The force of the photograph comes in part from comparison with standard images of Buddhist serenity. All the elements are there: the still pond, isolated reeds, monk in repose, all composed in simple aesthetic harmony reflecting alignment with the cosmic order. Surely this monk is undisturbed by desire, surely he is in harmony with his natural surroundings. Although his stillness is foreign to us, there is no doubt that he is close to God.

But, of course, the photo depicts not that image but rather its terrible perversion. The pond is still but filthy; the monk is serene because dead; his union with the cosmic order has begun via the body swelling with putrefaction. In place of the harmonious life, he has died miserably.

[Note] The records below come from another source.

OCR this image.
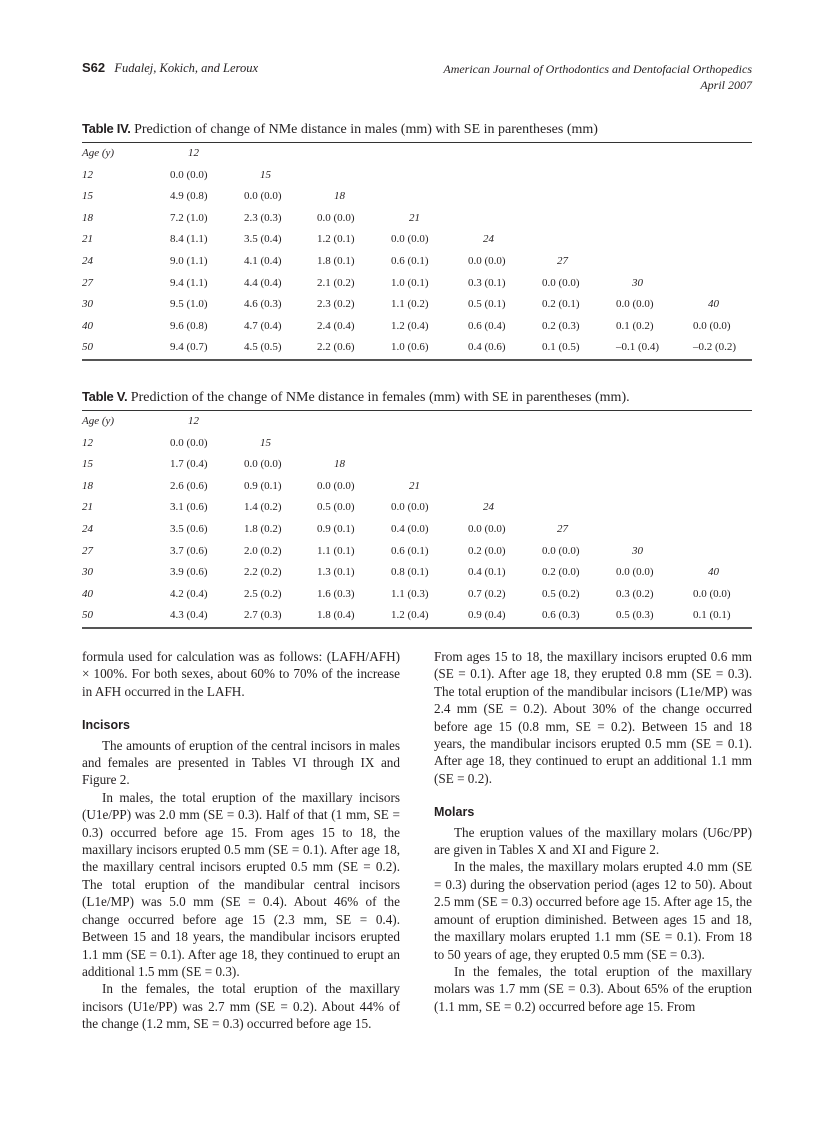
S62 Fudalej, Kokich, and Leroux	American Journal of Orthodontics and Dentofacial Orthopedics
April 2007
Table IV. Prediction of change of NMe distance in males (mm) with SE in parentheses (mm)
Age (y)	12
12	0.0 (0.0)	15
15	4.9 (0.8)	0.0 (0.0)	18
18	7.2 (1.0)	2.3 (0.3)	0.0 (0.0)	21
21	8.4 (1.1)	3.5 (0.4)	1.2 (0.1)	0.0 (0.0)	24
24	9.0 (1.1)	4.1 (0.4)	1.8 (0.1)	0.6 (0.1)	0.0 (0.0)	27
27	9.4 (1.1)	4.4 (0.4)	2.1 (0.2)	1.0 (0.1)	0.3 (0.1)	0.0 (0.0)	30
30	9.5 (1.0)	4.6 (0.3)	2.3 (0.2)	1.1 (0.2)	0.5 (0.1)	0.2 (0.1)	0.0 (0.0)	40
40	9.6 (0.8)	4.7 (0.4)	2.4 (0.4)	1.2 (0.4)	0.6 (0.4)	0.2 (0.3)	0.1 (0.2)	0.0 (0.0)
50	9.4 (0.7)	4.5 (0.5)	2.2 (0.6)	1.0 (0.6)	0.4 (0.6)	0.1 (0.5)	–0.1 (0.4)	–0.2 (0.2)
Table V. Prediction of the change of NMe distance in females (mm) with SE in parentheses (mm).
Age (y)	12
12	0.0 (0.0)	15
15	1.7 (0.4)	0.0 (0.0)	18
18	2.6 (0.6)	0.9 (0.1)	0.0 (0.0)	21
21	3.1 (0.6)	1.4 (0.2)	0.5 (0.0)	0.0 (0.0)	24
24	3.5 (0.6)	1.8 (0.2)	0.9 (0.1)	0.4 (0.0)	0.0 (0.0)	27
27	3.7 (0.6)	2.0 (0.2)	1.1 (0.1)	0.6 (0.1)	0.2 (0.0)	0.0 (0.0)	30
30	3.9 (0.6)	2.2 (0.2)	1.3 (0.1)	0.8 (0.1)	0.4 (0.1)	0.2 (0.0)	0.0 (0.0)	40
40	4.2 (0.4)	2.5 (0.2)	1.6 (0.3)	1.1 (0.3)	0.7 (0.2)	0.5 (0.2)	0.3 (0.2)	0.0 (0.0)
50	4.3 (0.4)	2.7 (0.3)	1.8 (0.4)	1.2 (0.4)	0.9 (0.4)	0.6 (0.3)	0.5 (0.3)	0.1 (0.1)

formula used for calculation was as follows: (LAFH/AFH) × 100%. For both sexes, about 60% to 70% of the increase in AFH occurred in the LAFH.

Incisors

The amounts of eruption of the central incisors in males and females are presented in Tables VI through IX and Figure 2.

In males, the total eruption of the maxillary incisors (U1e/PP) was 2.0 mm (SE = 0.3). Half of that (1 mm, SE = 0.3) occurred before age 15. From ages 15 to 18, the maxillary incisors erupted 0.5 mm (SE = 0.1). After age 18, the maxillary central incisors erupted 0.5 mm (SE = 0.2). The total eruption of the mandibular central incisors (L1e/MP) was 5.0 mm (SE = 0.4). About 46% of the change occurred before age 15 (2.3 mm, SE = 0.4). Between 15 and 18 years, the mandibular incisors erupted 1.1 mm (SE = 0.1). After age 18, they continued to erupt an additional 1.5 mm (SE = 0.3).

In the females, the total eruption of the maxillary incisors (U1e/PP) was 2.7 mm (SE = 0.2). About 44% of the change (1.2 mm, SE = 0.3) occurred before age 15.

From ages 15 to 18, the maxillary incisors erupted 0.6 mm (SE = 0.1). After age 18, they erupted 0.8 mm (SE = 0.3). The total eruption of the mandibular incisors (L1e/MP) was 2.4 mm (SE = 0.2). About 30% of the change occurred before age 15 (0.8 mm, SE = 0.2). Between 15 and 18 years, the mandibular incisors erupted 0.5 mm (SE = 0.1). After age 18, they continued to erupt an additional 1.1 mm (SE = 0.2).

Molars

The eruption values of the maxillary molars (U6c/PP) are given in Tables X and XI and Figure 2.

In the males, the maxillary molars erupted 4.0 mm (SE = 0.3) during the observation period (ages 12 to 50). About 2.5 mm (SE = 0.3) occurred before age 15. After age 15, the amount of eruption diminished. Between ages 15 and 18, the maxillary molars erupted 1.1 mm (SE = 0.1). From 18 to 50 years of age, they erupted 0.5 mm (SE = 0.3).

In the females, the total eruption of the maxillary molars was 1.7 mm (SE = 0.3). About 65% of the eruption (1.1 mm, SE = 0.2) occurred before age 15. From
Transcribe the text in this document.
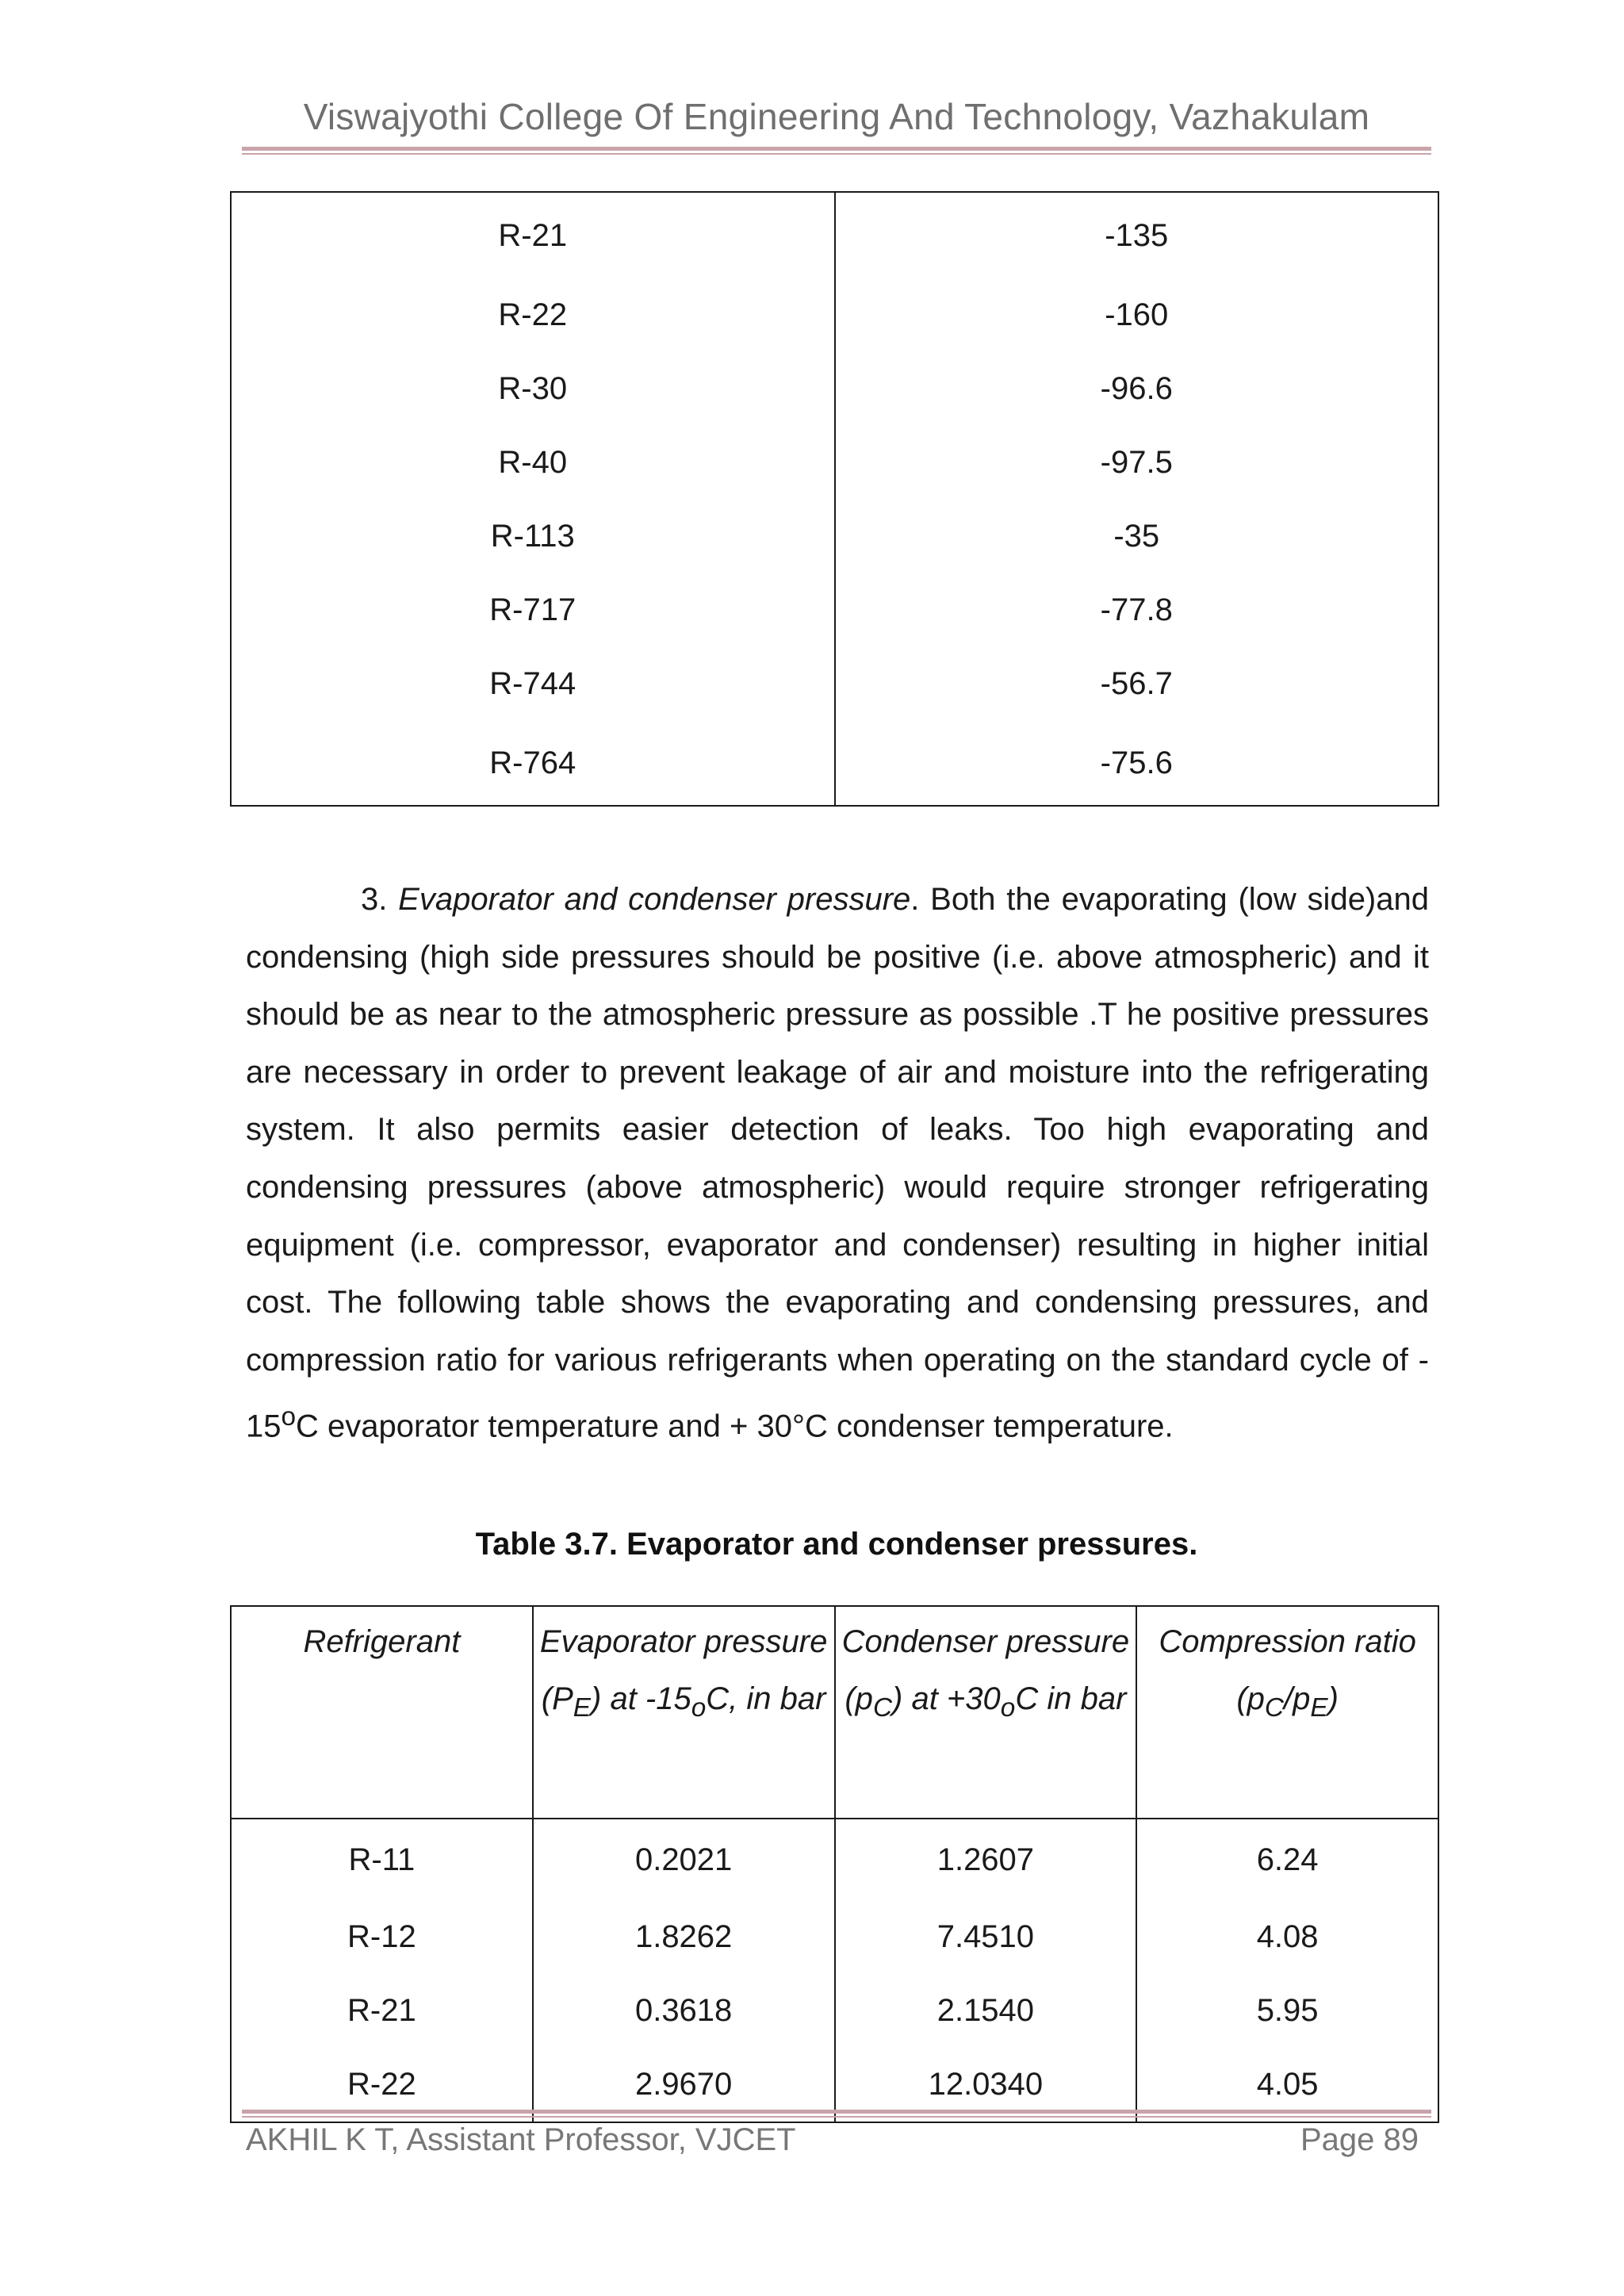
Viswajyothi College Of Engineering And Technology, Vazhakulam
R-21	-135
R-22	-160
R-30	-96.6
R-40	-97.5
R-113	-35
R-717	-77.8
R-744	-56.7
R-764	-75.6
3. Evaporator and condenser pressure. Both the evaporating (low side)and condensing (high side pressures should be positive (i.e. above atmospheric) and it should be as near to the atmospheric pressure as possible .T he positive pressures are necessary in order to prevent leakage of air and moisture into the refrigerating system. It also permits easier detection of leaks. Too high evaporating and condensing pressures (above atmospheric) would require stronger refrigerating equipment (i.e. compressor, evaporator and condenser) resulting in higher initial cost. The following table shows the evaporating and condensing pressures, and compression ratio for various refrigerants when operating on the standard cycle of - 15$^o$C evaporator temperature and + 30°C condenser temperature.
Table 3.7. Evaporator and condenser pressures.
Refrigerant	Evaporator pressure $(P_E)$ at $-15_oC$, in bar	Condenser pressure $(p_C)$ at $+30_oC$ in bar	Compression ratio $(p_C/p_E)$
R-11	0.2021	1.2607	6.24
R-12	1.8262	7.4510	4.08
R-21	0.3618	2.1540	5.95
R-22	2.9670	12.0340	4.05
AKHIL K T, Assistant Professor, VJCET	Page 89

Cynics could say that he died because he did not understand the poems he had been reading. Would Buddha have taken to the streets? Well, Buddha did take to the streets, in Burma, and now the question is what we are to learn from that. I think the news of this photograph is that Burma has been turned into an ugly, brutalized semblance of what it was. …This process of violent, destructive, brutalization is going on across the globe. Not everywhere, but in too many places. As with totalitarianism in the 20th century, it happens when modern technologies are placed in the service of a primitive will to power, and when the rest of the world stands by and watches or forgets.

And so there really is no news here after all. And that may have been Williams’ point.

Atrocity piles on atrocity and we forget the last one in the horror of the next one. How can we comprehend them all, much less remember?